This repo houses a script used to turn any Paperspace Ubuntu 20.04 based Linux instance into a fully functional machine learning environment for interactive development. Users are free to modify and run against their own Paperspace instance, be it Linux headless or Linux desktop. The only requirement is a working Nvidia GPU driver pre-installed. A pre-built template exists in the Paperspace eco-system as a Public Template based on a base Ubuntu 20.04 image.
We assume a generic advanced data science user who probably wants GPU access, but not any particular specialized subfield of data science such as computer vision or natural language processing. Such users can build upon this base to create their own stack, or we can create other VMs for subfields, similar to what can be done with Gradient containers.
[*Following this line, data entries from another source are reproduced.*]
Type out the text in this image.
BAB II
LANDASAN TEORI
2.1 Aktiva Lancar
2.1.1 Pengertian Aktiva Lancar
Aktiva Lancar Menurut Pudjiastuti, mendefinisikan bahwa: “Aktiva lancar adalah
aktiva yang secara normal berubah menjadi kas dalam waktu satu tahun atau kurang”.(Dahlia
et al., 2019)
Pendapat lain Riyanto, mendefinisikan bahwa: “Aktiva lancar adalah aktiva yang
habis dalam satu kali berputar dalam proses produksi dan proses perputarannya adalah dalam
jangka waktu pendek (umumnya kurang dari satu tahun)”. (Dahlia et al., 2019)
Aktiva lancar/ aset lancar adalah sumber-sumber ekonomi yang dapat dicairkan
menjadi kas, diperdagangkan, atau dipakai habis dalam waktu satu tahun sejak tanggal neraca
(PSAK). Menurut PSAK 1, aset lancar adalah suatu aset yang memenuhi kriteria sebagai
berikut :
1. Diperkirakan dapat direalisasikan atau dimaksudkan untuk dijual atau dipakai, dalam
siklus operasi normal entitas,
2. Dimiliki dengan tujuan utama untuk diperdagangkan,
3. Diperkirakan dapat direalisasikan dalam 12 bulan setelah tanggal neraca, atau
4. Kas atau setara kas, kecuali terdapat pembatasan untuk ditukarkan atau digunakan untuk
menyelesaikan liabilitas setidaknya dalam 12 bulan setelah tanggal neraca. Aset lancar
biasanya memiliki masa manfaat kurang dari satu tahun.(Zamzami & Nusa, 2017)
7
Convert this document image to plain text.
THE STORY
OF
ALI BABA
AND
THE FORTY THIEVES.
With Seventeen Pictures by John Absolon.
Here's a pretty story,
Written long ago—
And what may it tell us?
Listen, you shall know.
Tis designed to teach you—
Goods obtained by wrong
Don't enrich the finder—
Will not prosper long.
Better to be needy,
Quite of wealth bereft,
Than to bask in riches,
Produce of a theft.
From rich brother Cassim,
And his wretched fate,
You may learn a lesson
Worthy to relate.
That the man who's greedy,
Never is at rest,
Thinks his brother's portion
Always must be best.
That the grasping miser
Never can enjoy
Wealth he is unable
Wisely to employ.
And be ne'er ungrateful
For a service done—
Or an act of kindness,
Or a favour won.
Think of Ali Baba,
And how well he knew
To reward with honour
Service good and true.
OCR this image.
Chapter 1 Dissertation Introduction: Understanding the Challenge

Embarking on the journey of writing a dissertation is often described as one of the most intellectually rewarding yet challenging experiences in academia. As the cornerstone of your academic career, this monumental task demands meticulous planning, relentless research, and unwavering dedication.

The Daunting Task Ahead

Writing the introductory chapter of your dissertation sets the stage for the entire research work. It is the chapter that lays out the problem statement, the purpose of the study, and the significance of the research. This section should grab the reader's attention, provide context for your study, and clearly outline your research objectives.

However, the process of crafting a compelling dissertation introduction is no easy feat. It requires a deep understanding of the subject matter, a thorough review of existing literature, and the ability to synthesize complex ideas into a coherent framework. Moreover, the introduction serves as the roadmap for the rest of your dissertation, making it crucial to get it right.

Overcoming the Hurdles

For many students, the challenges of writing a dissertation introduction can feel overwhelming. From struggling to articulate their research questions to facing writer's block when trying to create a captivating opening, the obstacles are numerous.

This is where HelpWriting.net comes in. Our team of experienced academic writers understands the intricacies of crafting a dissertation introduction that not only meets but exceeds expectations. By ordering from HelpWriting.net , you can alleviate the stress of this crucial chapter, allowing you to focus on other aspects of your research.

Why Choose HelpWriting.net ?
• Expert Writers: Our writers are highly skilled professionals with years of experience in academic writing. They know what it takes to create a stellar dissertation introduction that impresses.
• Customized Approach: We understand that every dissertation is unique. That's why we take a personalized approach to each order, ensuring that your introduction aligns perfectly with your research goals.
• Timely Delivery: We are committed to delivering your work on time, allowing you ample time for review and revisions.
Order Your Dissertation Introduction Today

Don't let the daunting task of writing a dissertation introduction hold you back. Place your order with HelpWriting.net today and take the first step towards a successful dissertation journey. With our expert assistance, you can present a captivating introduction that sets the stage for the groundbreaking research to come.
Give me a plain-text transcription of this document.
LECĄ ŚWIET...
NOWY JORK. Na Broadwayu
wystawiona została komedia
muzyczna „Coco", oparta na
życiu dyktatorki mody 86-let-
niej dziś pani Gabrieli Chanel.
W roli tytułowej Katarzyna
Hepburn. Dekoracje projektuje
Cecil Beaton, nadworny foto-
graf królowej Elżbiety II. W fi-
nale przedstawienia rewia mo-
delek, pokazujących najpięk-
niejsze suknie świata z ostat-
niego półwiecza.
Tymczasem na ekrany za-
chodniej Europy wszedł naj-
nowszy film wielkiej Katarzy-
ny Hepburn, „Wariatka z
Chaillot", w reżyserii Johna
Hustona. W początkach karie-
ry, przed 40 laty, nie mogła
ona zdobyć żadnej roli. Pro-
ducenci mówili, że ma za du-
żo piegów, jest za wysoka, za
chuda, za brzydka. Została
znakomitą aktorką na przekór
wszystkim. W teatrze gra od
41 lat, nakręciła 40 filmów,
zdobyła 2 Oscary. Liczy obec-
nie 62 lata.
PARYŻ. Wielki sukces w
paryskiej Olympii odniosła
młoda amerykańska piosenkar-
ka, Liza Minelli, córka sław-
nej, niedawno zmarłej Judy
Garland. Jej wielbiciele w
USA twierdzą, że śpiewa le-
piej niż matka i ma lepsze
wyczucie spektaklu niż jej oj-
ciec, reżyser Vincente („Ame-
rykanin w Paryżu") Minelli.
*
Category | Software | Version | Install Method | Why / Notes |
---|---|---|---|---|
GPU | NVidia Driver | 470.63.01 | pre-installed | Enable Nvidia GPUs. Latest version as of VM creation date |
CUDA | 11.4 | pre-installed | Nvidia A100 GPUs require CUDA 11+ to work, so 10.x is not suitable | |
cuDNN | 8.2.4.15-1+cuda11.4 | Ubuntu repo | Nvidia GPU deep learning library | |
CUDA toolkit | 10.1.243-3 | apt-get | Needed for nvcc command for cuDNN |
|
Infra | Docker Engine CE | 20.10.8, build 3967b7d | Ubuntu repo | Docker Enginer community edition |
NVidia Docker | 2.6.0-1 | Ubuntu repo | Enable NVidia GPU in Docker containers | |
Python | Python | 3.8.10 | Done in above | Most widely used programming language for data science. Version 3.8.10 is already installed by one of the above steps, and is compatible with other software and their versions installed here. |
pip3 | 20.0.2-5ubuntu1.6 | apt-get | Enable easy installation of 1000s of other data science, etc., packages. Is a version 21.2 but apt-get install for Python 3.8 gives 20.0.2, which is OK. | |
NumPy | 1.21.2 | pip3 | Handle arrays, matrices, etc., in Python | |
Pandas | 1.3.3 | pip3 | De facto standard for data science data exploration/preparation in Python | |
Matplotlib | 3.4.3 | pip3 | Widely used plotting library in Python for data science, e.g., scikit-learn plotting requires it | |
JupyterLab | 3.1.12 | pip3 | De facto standard for data science using Jupyter notebooks | |
Machine learning | H2O-3 | 3.34 | pip3 | Enables in one place a wide range of ML algorithms outside deep learning at considerably higher performance than scikit-learn: gradient boosted trees, random forest, support vector machine, k-means clustering, generalized linear model (includes logistic regression), isolation forest, etc. Plus auto-ml, model ensembling, and other features. |
Scikit-learn | 0.24.2 | pip3 | Widely used ML library for data science, generally for smaller data or models | |
TensorFlow | 2.5.0 | pip3 | Most widely used deep learning library, alongside PyTorch. Note 2.5.0 as 2.6 unclear if works with CUDA 11.4, NVidia, etc. | |
NVidia RAPIDS | 21.08 | conda | GPU acceleration for common ML algorithms | |
(PyTorch) | (1.9.0) | source | Not installed because doesn't support CUDA 11.4 yet. Most widely used deep learning library, alongside TensorFlow |
Information about license types:
Apache 2.0: https://opensource.org/licenses/Apache-2.0
MIT: https://opensource.org/licenses/MIT
New BSD: https://opensource.org/licenses/BSD-3-Clause
PSF = Python Software Foundation: https://en.wikipedia.org/wiki/Python_Software_Foundation_License
Open source software can be used for commercial purposes: https://opensource.org/docs/osd#fields-of-endeavor .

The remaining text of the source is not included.